Discussion in 'Index Futures' started by martys, Jan 11, 2006.

  1. I scalp ES reversal intraday. I found the opening and the first part of the morning (9:30-10:30 am) to be particularly productive due to the volatility. Kevin Haggerty said 90% of the time there is a reversal and 60% of the time the market reverse back the other way. I don't really look for them or try to fade the opening but when price gets to support/resistance and things confirm, I pull the trigger.

    I want to start looking for another time zone that is just as productive for reversals. Or if there are other time when market tends to trend that I should avoid. Any suggestion would be appreciated. I know there are articles out there on this but I would rather take it from actual trading experience.

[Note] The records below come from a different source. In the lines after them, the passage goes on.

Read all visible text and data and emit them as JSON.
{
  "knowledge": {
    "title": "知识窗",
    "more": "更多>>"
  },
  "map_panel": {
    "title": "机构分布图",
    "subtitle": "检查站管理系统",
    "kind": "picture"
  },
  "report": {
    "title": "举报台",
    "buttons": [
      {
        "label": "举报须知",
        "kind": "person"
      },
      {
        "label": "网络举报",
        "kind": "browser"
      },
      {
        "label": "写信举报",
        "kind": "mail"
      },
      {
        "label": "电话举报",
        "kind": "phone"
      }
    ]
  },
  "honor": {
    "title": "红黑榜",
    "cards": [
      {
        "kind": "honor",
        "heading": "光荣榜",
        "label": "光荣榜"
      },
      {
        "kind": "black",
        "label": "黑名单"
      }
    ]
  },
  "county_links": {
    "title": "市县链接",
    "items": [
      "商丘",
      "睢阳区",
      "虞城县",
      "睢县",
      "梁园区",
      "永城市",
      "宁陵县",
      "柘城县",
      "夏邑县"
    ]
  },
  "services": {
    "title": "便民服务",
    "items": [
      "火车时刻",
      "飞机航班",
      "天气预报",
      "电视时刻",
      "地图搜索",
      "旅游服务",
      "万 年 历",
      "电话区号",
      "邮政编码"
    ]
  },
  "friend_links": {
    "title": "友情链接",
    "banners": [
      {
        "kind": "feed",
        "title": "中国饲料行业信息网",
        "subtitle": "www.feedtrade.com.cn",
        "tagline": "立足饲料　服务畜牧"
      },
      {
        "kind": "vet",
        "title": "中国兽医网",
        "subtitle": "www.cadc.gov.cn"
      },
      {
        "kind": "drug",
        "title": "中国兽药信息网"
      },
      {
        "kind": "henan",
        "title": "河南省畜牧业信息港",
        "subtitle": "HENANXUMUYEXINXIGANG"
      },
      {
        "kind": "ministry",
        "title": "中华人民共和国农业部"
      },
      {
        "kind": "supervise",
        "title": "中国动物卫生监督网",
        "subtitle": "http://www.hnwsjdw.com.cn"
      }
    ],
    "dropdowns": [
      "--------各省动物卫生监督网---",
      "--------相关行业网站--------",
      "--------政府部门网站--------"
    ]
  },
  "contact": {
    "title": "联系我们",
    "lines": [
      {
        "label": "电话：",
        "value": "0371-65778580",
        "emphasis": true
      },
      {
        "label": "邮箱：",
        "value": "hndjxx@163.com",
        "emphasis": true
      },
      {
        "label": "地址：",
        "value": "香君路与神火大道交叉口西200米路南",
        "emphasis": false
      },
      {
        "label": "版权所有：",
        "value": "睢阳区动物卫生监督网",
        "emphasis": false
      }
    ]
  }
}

    Here are the time-of-day bias (Eastern U.S. time) off the top of my head:

    9:30-10:30 am Good for reversal from my experience. Notably the 10 am reversal time zone.

    It's been the best time for me. Many times I close my shop after this such as today.

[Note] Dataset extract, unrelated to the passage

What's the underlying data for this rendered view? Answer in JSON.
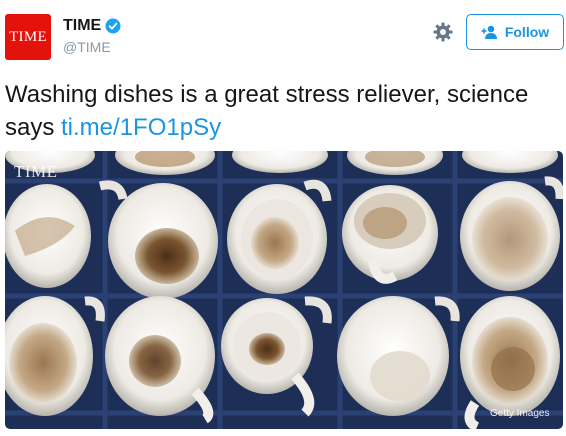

    11:30am - 12:00 noon Martini buying noted by Marty Schwartz.

    I found this to be true but I would not bet my money on it. Sometimes my trade looks dead before reaching the profit target then all of a sudden it got a second wind.

    12:00 noon - 2:00 pm Lunch Doldrum.

    Many people said this is the worst time to trade. But when I used to trade pullback, I tested out this period to be a productive time. The pullback system would miss out a chunk of profit if I skip the lunch time.

    2:00 - 2:30 pm Coming back from lunch?

    I remember this period has a lot of jerking around actions probably caused by the programs

    2:30 - 3:00 pm Bond close at 3:00pm

    I have not really looked at the data but maybe 2:00 - 3:00 pm could be another good period for entering reversal trade? I am not sure.

    3:00 - 3:30 pm Bond closed and usually if it is trending, it tends to continue pretty persistently especially when people got caught. I would consider holding a trade if it is going my way. When I tested my old pullback setup, it does not show profitability during this last hour of trading (3-4pm).

    3:30 - 4:00 pm All the institutions have to balance out their arbitrage positions during the last hour so it can be pretty random.

    Please correct me if I am wrong and give me your feel for ANY of the intraday time zone whether you are trading trend breakout, pullback or reversal. Any little piece of input would be appreciated.

  2. I trade 10:30 reversals, which usually occur between 10:20-10:40 but the majority of the time 10:30 will be the extreme tick to fade.
    I try not to trade between 12-1 but will often fade the lunch move if it such as if it was a down morning and then rose going into 12, and moves higher during lunch on low volume.
  3. Buy if ES makes strong move up during 9:45-9:50 period – 5min chart.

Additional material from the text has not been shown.